Pero, a pesar de que los ciudadanos británicos no disimulan su insatisfacción con esta situación (por ejemplo, en la publicación citada, se indica que un 72% de ellos opina que su sistema sanitario requiere reformas completas o fundamentales y un 41% se muestra muy o bastante insatisfecho con su sanidad pública), el actual Gobierno laborista puede tener un elevado coste electoral por haber propuesto la citada vía directa de financiación a través de las cuotas de la Seguridad Social, sistema al que ya se acusa de penalizar el empleo y de ser un signo de retorno al viejo mecanismo de la izquierda de subir impuestos para aumentar el gasto público.

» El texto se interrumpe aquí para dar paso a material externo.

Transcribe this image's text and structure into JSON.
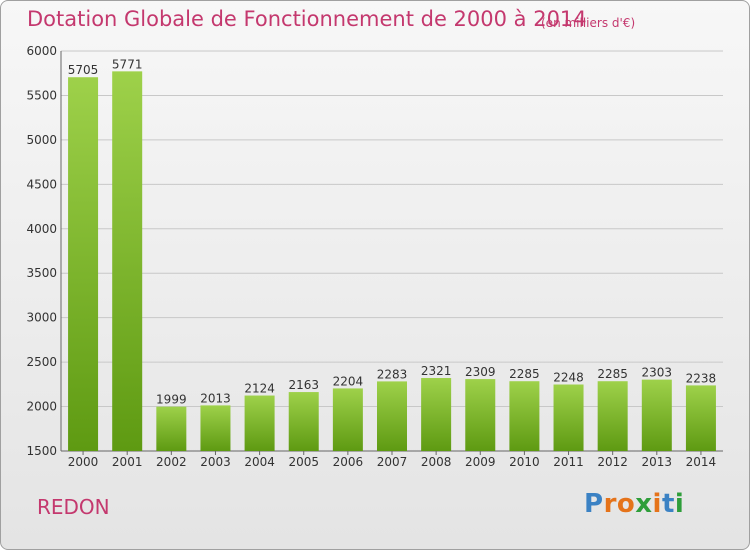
{
  "title": "Dotation Globale de Fonctionnement de 2000 à 2014",
  "unit_note": "(en milliers d'€)",
  "commune": "REDON",
  "logo": {
    "text": "Proxiti",
    "letters": [
      "P",
      "r",
      "o",
      "x",
      "i",
      "t",
      "i"
    ],
    "colors": [
      "#3b82c4",
      "#e5731a",
      "#e5731a",
      "#2e9e3a",
      "#e5731a",
      "#3b82c4",
      "#2e9e3a"
    ]
  },
  "colors": {
    "title": "#c4386e",
    "bar_light": "#9ed14a",
    "bar_dark": "#5e9a12",
    "grid": "#c8c8c8",
    "axis_text": "#333333"
  },
  "chart_data": {
    "type": "bar",
    "categories": [
      "2000",
      "2001",
      "2002",
      "2003",
      "2004",
      "2005",
      "2006",
      "2007",
      "2008",
      "2009",
      "2010",
      "2011",
      "2012",
      "2013",
      "2014"
    ],
    "values": [
      5705,
      5771,
      1999,
      2013,
      2124,
      2163,
      2204,
      2283,
      2321,
      2309,
      2285,
      2248,
      2285,
      2303,
      2238
    ],
    "ylim": [
      1500,
      6000
    ],
    "yticks": [
      1500,
      2000,
      2500,
      3000,
      3500,
      4000,
      4500,
      5000,
      5500,
      6000
    ],
    "grid": true,
    "data_labels": true
  }
}
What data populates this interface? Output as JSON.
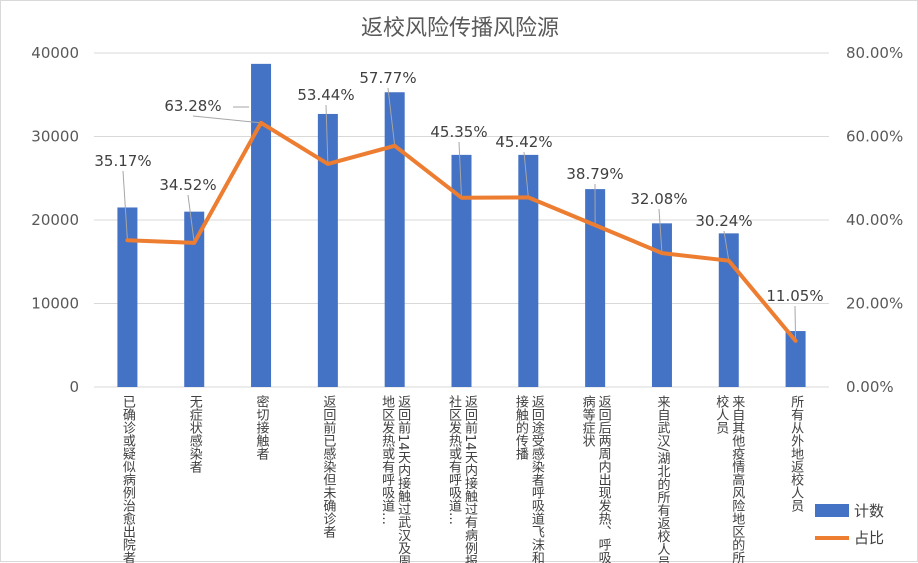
{
  "chart_data": {
    "type": "bar",
    "title": "返校风险传播风险源",
    "categories": [
      "已确诊或疑似病例治愈出院者",
      "无症状感染者",
      "密切接触者",
      "返回前已感染但未确诊者",
      "返回前14天内接触过武汉及周边地区发热或有呼吸道…",
      "返回前14天内接触过有病例报告社区发热或有呼吸道…",
      "返回途受感染者呼吸道飞沫和密切接触的传播",
      "返回后两周内出现发热、呼吸道疾病等症状",
      "来自武汉/湖北的所有返校人员",
      "来自其他疫情高风险地区的所有返校人员",
      "所有从外地返校人员"
    ],
    "series": [
      {
        "name": "计数",
        "type": "bar",
        "axis": "left",
        "color": "#4472c4",
        "values": [
          21500,
          21000,
          38700,
          32700,
          35300,
          27800,
          27800,
          23700,
          19600,
          18400,
          6700
        ]
      },
      {
        "name": "占比",
        "type": "line",
        "axis": "right",
        "color": "#ed7d31",
        "values": [
          35.17,
          34.52,
          63.28,
          53.44,
          57.77,
          45.35,
          45.42,
          38.79,
          32.08,
          30.24,
          11.05
        ],
        "labels": [
          "35.17%",
          "34.52%",
          "63.28%",
          "53.44%",
          "57.77%",
          "45.35%",
          "45.42%",
          "38.79%",
          "32.08%",
          "30.24%",
          "11.05%"
        ]
      }
    ],
    "y_left": {
      "min": 0,
      "max": 40000,
      "ticks": [
        "0",
        "10000",
        "20000",
        "30000",
        "40000"
      ]
    },
    "y_right": {
      "min": 0,
      "max": 80,
      "ticks": [
        "0.00%",
        "20.00%",
        "40.00%",
        "60.00%",
        "80.00%"
      ]
    },
    "grid": true,
    "legend": {
      "position": "bottom-right",
      "entries": [
        "计数",
        "占比"
      ]
    }
  }
}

No está de moda financiarse por vía directa y es más rentable, bajo la perspectiva electoral, hacerlo por impuestos indirectos y tasas que mantienen, y hasta elevan, la presión fiscal, sin que, al parecer, los ciudadanos reflexionen sobre lo verdaderamente importante: el efecto de todo el sistema impositivo, y no sólo de la imposición directa, sobre la distribución de rentas entre el factor trabajo y el factor capital, entre sectores productivos y, en definitiva, entre familias que parten de muy desiguales niveles de renta y patrimonio.

Lo que sería lamentable es que en la actual polémica británica no se deje claro que la deplorable situación sanitaria actual es responsabilidad de políticas ultraliberales pasadas, lección de la que todos podemos extraer fructíferas enseñanzas.

Hay que congratularse de disponer de esas series de datos estadísticos que generalmente proporcionan testimonios demoledores sobre los resultados de decisiones políticas pasadas. El Gobierno de Tony Blair, por ejemplo, no tendría que proponer la construcción de 40 hospitales y 500 centros primarios en los próximos cinco años si Margaret Thatcher no hubiera arruinado una sanidad que, cuando ella ocupó el poder en mayo de 1979, disponía de 8,1 camas por 1.000 habitantes, justo el doble que en la actualidad.